To earn their AI driver’s license, students should know how to…
Choose a Destination: No one learns to drive so they can sit in a parked car. Reflect, then pick a meaningful goal (personal, academic, or professional) to head towards.
Learn to Drive: Master the AI tools and skills you’ll need in college and careers. Then use AI to help you achieve the goal you set. As you do, learn how to adapt to each new model and keep up with a rapidly advancing field.
Open the Hood: Pause at key moments to examine how Gen AI works, what its current limitations are, and where various trendlines predict the tech is going next.
Reflect on the Rules of the Road: Collectively ask the big questions AI raises and start to propose answers. Know when to turn AI off.
This approach to AI literacy helps students shift from being passengers in the AI era, carried along by the choices of others, to being drivers of their AI experience, able to evaluate others’ choices and then make their own.
It positions AI as a car students can get in, if they choose, and use to help them get where they want to go in life. Once they get there, they’ll also know how to park the car, get out, and get on with living.
Upcoming posts will get into the details of each framework element and what those look like in my classroom and others. For now, here’s a vignette to distill the whole framework into one 45-minute period:
Students start by reflecting on their emerging sense of life purpose, first in notebooks and then in small-group conversations. They then open a custom AI bot programmed to have a 10-minute conversation about which careers might align with their purpose and how AI might soon be used in those careers. Halfway through, the teacher pauses the class to show an example of how one student is iterating their prompt phrasing to get better answers. Students then try that themselves. At the end of the conversation, they all ask their AI, “How did you come up with your ideas? What role did your training data and probability play?” They then close the AI and reflect in small groups about both careers that might interest them and their newfound thoughts about AI. The class ends with quiet, handwritten answers to these questions:
What career interests you most right now? How does it embody your purpose?
When might AI be used effectively in that career? When will you be more important?

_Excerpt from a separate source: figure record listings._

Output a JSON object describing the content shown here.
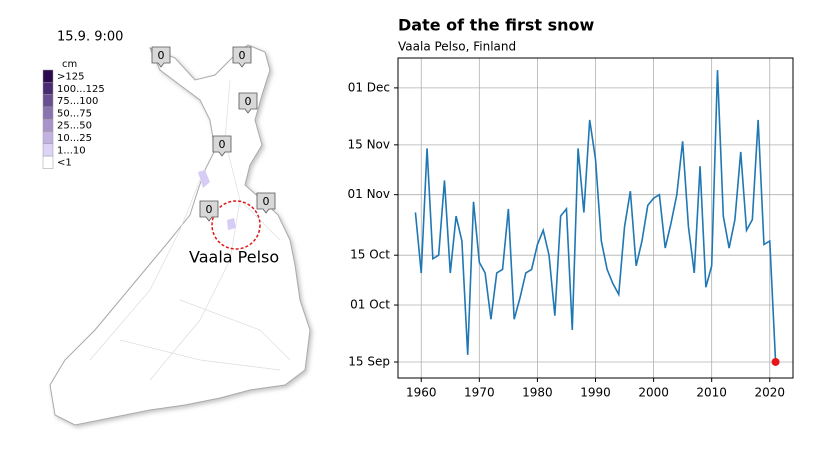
{
  "map": {
    "timestamp": "15.9. 9:00",
    "legend": {
      "unit": "cm",
      "items": [
        {
          "label": ">125",
          "color": "#2b0b4f"
        },
        {
          "label": "100...125",
          "color": "#4a2b72"
        },
        {
          "label": "75...100",
          "color": "#6a4f91"
        },
        {
          "label": "50...75",
          "color": "#8a73af"
        },
        {
          "label": "25...50",
          "color": "#a894ca"
        },
        {
          "label": "10...25",
          "color": "#c2b2e2"
        },
        {
          "label": "1...10",
          "color": "#ddd3f6"
        },
        {
          "label": "<1",
          "color": "#ffffff"
        }
      ]
    },
    "markers": [
      0,
      0,
      0,
      0,
      0,
      0
    ],
    "place": "Vaala Pelso"
  },
  "chart_data": {
    "type": "line",
    "title": "Date of the first snow",
    "subtitle": "Vaala Pelso, Finland",
    "x": [
      1959,
      1960,
      1961,
      1962,
      1963,
      1964,
      1965,
      1966,
      1967,
      1968,
      1969,
      1970,
      1971,
      1972,
      1973,
      1974,
      1975,
      1976,
      1977,
      1978,
      1979,
      1980,
      1981,
      1982,
      1983,
      1984,
      1985,
      1986,
      1987,
      1988,
      1989,
      1990,
      1991,
      1992,
      1993,
      1994,
      1995,
      1996,
      1997,
      1998,
      1999,
      2000,
      2001,
      2002,
      2003,
      2004,
      2005,
      2006,
      2007,
      2008,
      2009,
      2010,
      2011,
      2012,
      2013,
      2014,
      2015,
      2016,
      2017,
      2018,
      2019,
      2020,
      2021
    ],
    "values": [
      300,
      283,
      318,
      287,
      288,
      309,
      283,
      299,
      292,
      260,
      303,
      286,
      283,
      270,
      283,
      284,
      301,
      270,
      276,
      283,
      284,
      291,
      295,
      288,
      271,
      299,
      301,
      267,
      318,
      300,
      326,
      315,
      292,
      284,
      280,
      277,
      296,
      306,
      285,
      292,
      302,
      304,
      305,
      290,
      297,
      305,
      320,
      296,
      283,
      313,
      279,
      285,
      340,
      299,
      290,
      298,
      317,
      295,
      298,
      326,
      291,
      292,
      258
    ],
    "color": "#1f77b4",
    "last_marker_color": "#e8141c",
    "xlim": [
      1956,
      2024
    ],
    "xticks": [
      1960,
      1970,
      1980,
      1990,
      2000,
      2010,
      2020
    ],
    "ylim": [
      253.5,
      343.4
    ],
    "yticks": [
      {
        "value": 258,
        "label": "15 Sep"
      },
      {
        "value": 274,
        "label": "01 Oct"
      },
      {
        "value": 288,
        "label": "15 Oct"
      },
      {
        "value": 305,
        "label": "01 Nov"
      },
      {
        "value": 319,
        "label": "15 Nov"
      },
      {
        "value": 335,
        "label": "01 Dec"
      }
    ],
    "grid": true
  }
}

AI literacy should give students agency as much as it gives them access. It should teach them more about the questions AI poses than about the ones it can answer. So, maybe counterintuitively, AI literacy should depend more on whole-class discussions than individual AI conversations.

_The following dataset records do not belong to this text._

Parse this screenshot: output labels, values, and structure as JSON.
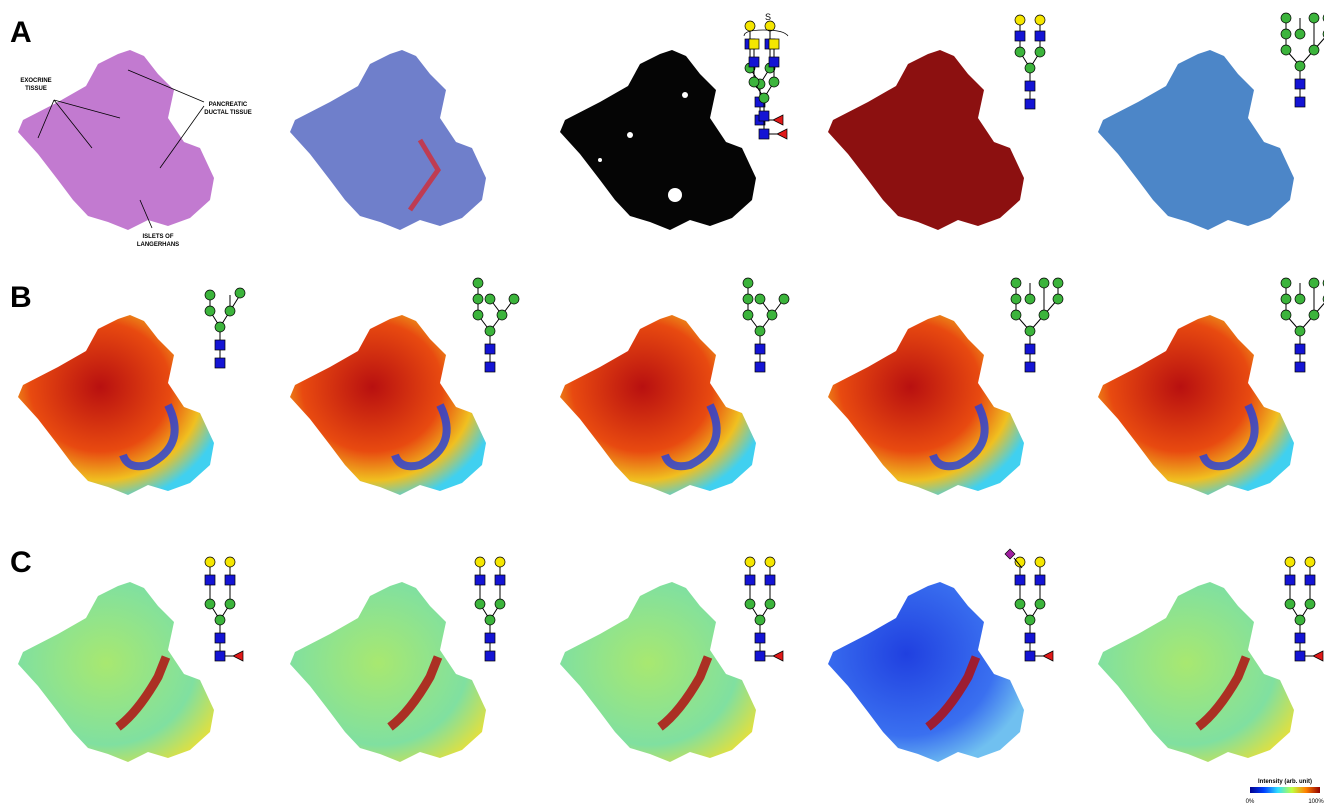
{
  "panels": {
    "a": "A",
    "b": "B",
    "c": "C"
  },
  "annotations": {
    "exocrine": [
      "EXOCRINE",
      "TISSUE"
    ],
    "ductal": [
      "PANCREATIC",
      "DUCTAL TISSUE"
    ],
    "islets": [
      "ISLETS OF",
      "LANGERHANS"
    ],
    "bracket": "S"
  },
  "colorbar": {
    "title": "Intensity (arb. unit)",
    "min": "0%",
    "max": "100%"
  }
}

My first long drive in that Camry was from Maine to Manhattan.
I remember how much fun it was to feel like I could drive on my own, guided both by my judgement and by the lessons my parents and a very patient NYC driving teacher had taught me.
I also remember how scary one particular merge onto I-95 was somewhere in northern Massachusetts. A truck was coming up fast and I didn’t realize at first how much I needed to accelerate. I realized quickly!

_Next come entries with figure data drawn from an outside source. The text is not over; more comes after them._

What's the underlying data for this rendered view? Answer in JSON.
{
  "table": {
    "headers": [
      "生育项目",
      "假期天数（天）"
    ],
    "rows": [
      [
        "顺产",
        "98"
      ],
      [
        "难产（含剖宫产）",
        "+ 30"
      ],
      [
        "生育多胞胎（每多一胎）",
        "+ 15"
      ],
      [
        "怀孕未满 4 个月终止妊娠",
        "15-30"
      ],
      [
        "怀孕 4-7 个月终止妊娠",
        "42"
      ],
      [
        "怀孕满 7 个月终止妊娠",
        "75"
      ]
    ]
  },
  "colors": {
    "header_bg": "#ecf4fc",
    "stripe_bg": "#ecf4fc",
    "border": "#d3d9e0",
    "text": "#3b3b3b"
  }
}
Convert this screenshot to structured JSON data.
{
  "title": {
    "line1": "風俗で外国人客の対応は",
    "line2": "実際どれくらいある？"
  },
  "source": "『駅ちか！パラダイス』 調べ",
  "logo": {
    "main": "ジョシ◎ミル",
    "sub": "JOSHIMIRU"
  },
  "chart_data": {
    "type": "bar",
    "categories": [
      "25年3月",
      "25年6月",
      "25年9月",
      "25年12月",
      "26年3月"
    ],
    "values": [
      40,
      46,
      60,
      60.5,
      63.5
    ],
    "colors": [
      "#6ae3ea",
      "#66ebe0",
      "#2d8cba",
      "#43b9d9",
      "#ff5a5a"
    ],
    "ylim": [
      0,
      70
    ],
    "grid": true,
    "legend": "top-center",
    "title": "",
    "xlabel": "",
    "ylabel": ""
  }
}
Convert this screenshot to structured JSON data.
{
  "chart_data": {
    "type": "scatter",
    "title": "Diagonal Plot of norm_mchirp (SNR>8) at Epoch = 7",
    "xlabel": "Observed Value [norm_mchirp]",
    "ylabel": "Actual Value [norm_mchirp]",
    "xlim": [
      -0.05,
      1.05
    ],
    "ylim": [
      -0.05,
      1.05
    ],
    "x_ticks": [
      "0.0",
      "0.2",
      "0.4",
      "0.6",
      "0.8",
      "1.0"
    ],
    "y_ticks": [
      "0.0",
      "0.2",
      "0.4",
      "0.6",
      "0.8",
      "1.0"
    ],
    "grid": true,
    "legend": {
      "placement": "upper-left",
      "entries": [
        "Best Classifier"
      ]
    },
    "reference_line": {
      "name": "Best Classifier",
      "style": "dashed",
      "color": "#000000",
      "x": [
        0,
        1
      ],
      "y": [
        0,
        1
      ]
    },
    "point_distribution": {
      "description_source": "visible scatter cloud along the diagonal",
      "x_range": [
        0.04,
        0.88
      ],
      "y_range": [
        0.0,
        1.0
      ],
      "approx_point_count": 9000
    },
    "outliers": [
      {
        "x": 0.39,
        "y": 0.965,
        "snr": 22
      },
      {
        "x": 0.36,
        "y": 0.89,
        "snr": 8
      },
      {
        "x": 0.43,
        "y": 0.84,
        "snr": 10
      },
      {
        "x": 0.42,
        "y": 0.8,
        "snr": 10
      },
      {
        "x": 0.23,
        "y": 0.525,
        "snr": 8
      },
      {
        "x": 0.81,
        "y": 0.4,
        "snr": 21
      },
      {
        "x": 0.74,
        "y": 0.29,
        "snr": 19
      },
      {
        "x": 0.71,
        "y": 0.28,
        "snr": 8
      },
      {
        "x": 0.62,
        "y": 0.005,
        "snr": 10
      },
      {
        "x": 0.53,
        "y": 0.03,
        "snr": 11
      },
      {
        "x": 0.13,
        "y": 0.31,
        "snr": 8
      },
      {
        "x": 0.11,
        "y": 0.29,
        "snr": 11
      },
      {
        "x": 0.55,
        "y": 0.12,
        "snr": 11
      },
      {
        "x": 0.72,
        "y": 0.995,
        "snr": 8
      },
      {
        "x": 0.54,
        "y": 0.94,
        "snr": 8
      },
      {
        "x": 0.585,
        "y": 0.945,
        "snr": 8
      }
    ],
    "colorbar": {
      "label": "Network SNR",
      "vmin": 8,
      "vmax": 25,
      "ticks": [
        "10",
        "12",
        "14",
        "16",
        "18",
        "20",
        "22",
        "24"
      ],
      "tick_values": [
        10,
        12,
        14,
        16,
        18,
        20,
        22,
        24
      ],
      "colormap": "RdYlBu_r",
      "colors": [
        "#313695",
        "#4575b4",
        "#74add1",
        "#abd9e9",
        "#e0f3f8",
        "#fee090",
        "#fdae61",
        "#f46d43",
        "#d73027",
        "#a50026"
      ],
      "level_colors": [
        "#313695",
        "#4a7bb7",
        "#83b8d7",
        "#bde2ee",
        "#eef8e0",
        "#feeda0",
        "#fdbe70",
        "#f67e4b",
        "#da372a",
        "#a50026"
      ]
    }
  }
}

I sped up to finish the merge and then shifted down into a speed that felt right for me and was within the limit set by our society. I settled into the flow of traffic, joining all the other drivers around me, each of us using our machines for individual purposes but aware we shared a common roadway and were responsible for each other’s safety. Each of us making individual decisions guided by collective laws and norms. All of us heading somewhere we chose, knowing when we got there we would turn off the engines because our focus was on where we were going, not the machines we were using to get there.
In other words, I became a driver.
It’s time for our students to do the same.




Reading this from Auckland, New Zealand and love it! We have an event coming up in January where we're going to teach ages 13-17 about AI with their parents present so we can teach the families together and this is a very helpful analogy.
Absolutely love this! Will share with my team!